The U.S. transplant system scores patients on the list based on a series of tests that are administered twice a year by their transplant centers. This schedule means that unless a patient's health suddenly and drastically changes, their score will remain the same for at least six months. The problem with this method, says Maryam Valapour, MD, MPP, is that the scoring equations fail to consider how a patients' health status changes as they spent time on the list.
"The longer a patient lives with a severe lung disease, the more their risk of developing severe complications increases," says Dr. Valapour. "This is something clinicians observe every day - that our patients' risk of developing complications changes over time." These changes are different for each patient, depending on the type and severity of their diagnosis and the patients' own characteristics.
"In other words, some patients' scores may not reflect how urgently they need a transplant," she says.
Dr. Valapour, Director of Lung Transplant Outcomes at the Respiratory Institute and Jarrod Dalton, PhD, Director of Lerner Research Institute's Center for Populations and Health Research led the project with the goal of improving the scoring equations and better determining who could or could not wait for an organ. The research team also included Carli Lehr, MD, PhD, Belinda Udeh, PhD and Paul Gunsalus, MS, from Cleveland Clinic as well as Johnie Rose, MD, PhD from Case Western Reserve University.
The team analyzed over 12,000 lung transplant candidates who were awaiting transplant and who had been on the waiting list between 2015-2020. They used the data to determine how the amount of time a patient spent on the waitlist affected their clinical outcomes and showed that, for some transplant candidates, their risk of death prior to transplant increased as they spent longer times waiting for an organ.

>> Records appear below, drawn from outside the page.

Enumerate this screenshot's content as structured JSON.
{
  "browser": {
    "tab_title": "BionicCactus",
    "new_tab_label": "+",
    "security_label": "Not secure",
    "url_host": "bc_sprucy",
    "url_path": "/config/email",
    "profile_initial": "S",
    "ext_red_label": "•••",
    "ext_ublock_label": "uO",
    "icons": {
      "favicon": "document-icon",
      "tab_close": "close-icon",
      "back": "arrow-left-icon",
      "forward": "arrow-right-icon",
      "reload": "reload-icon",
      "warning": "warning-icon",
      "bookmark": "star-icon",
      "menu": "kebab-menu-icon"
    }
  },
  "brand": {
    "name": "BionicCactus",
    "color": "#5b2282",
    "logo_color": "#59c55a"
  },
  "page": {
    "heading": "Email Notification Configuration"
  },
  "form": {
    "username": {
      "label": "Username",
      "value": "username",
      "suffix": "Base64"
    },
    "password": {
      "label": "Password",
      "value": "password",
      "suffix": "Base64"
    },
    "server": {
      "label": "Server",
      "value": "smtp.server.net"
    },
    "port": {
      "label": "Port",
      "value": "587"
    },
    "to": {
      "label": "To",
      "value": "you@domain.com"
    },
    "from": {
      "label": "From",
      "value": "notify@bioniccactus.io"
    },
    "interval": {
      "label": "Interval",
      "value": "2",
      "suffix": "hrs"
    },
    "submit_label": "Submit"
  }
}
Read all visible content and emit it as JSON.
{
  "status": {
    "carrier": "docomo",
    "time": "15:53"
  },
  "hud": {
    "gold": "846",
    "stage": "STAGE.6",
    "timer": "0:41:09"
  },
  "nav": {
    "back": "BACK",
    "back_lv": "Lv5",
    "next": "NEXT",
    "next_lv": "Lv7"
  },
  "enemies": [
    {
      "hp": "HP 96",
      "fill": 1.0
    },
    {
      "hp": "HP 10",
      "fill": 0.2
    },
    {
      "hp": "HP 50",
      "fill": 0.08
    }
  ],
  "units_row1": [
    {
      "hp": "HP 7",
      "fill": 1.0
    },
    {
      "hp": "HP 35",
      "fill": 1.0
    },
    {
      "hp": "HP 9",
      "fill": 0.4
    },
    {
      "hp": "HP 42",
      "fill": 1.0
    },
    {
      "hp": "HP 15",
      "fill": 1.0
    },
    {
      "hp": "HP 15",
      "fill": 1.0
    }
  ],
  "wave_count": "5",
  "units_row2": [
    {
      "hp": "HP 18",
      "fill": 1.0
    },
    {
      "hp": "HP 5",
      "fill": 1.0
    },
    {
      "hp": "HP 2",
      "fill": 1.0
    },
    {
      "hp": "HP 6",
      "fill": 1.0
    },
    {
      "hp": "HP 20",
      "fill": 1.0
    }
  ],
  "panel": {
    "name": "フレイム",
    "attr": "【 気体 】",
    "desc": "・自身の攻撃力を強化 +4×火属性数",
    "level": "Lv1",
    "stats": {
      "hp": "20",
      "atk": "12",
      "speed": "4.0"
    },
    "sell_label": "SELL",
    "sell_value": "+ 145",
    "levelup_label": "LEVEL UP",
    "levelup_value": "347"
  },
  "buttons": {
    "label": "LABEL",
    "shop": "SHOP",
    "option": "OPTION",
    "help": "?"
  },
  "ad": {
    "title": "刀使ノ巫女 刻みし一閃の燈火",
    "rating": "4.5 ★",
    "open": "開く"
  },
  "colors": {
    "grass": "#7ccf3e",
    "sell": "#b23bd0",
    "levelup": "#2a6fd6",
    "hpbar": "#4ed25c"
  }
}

When the team looked at patients who had died on the waiting list, they found that many had been given low priority scores and were considered "stable" at some point within six months of their death. Re-calculating those original scores with their new equation consistently marked those patients as high priority. Meanwhile, using the new equation on patients who originally received low-priority scores and remained stable over time did not result in any difference in score.
"The approaches we present in our paper are capable of identifying whose trajectory is more stable on the waiting list versus those whose trajectory is worsening between six-month clinical updates," says Dr. Dalton, who is first author of the paper.
James P. Kiley, PhD, Director of the Division of Lung Diseases at the National Heart, Lung and Blood Institute (NHLBI), says the team's new equations have the potential to greatly improve patient care.
"This research advances us towards development of a more comprehensive prediction model for risk of mortality among lung transplant candidates," Dr. Kiley says. "This could help guide decisions about patients who are in greater need for lung transplant and increase their odds for survival."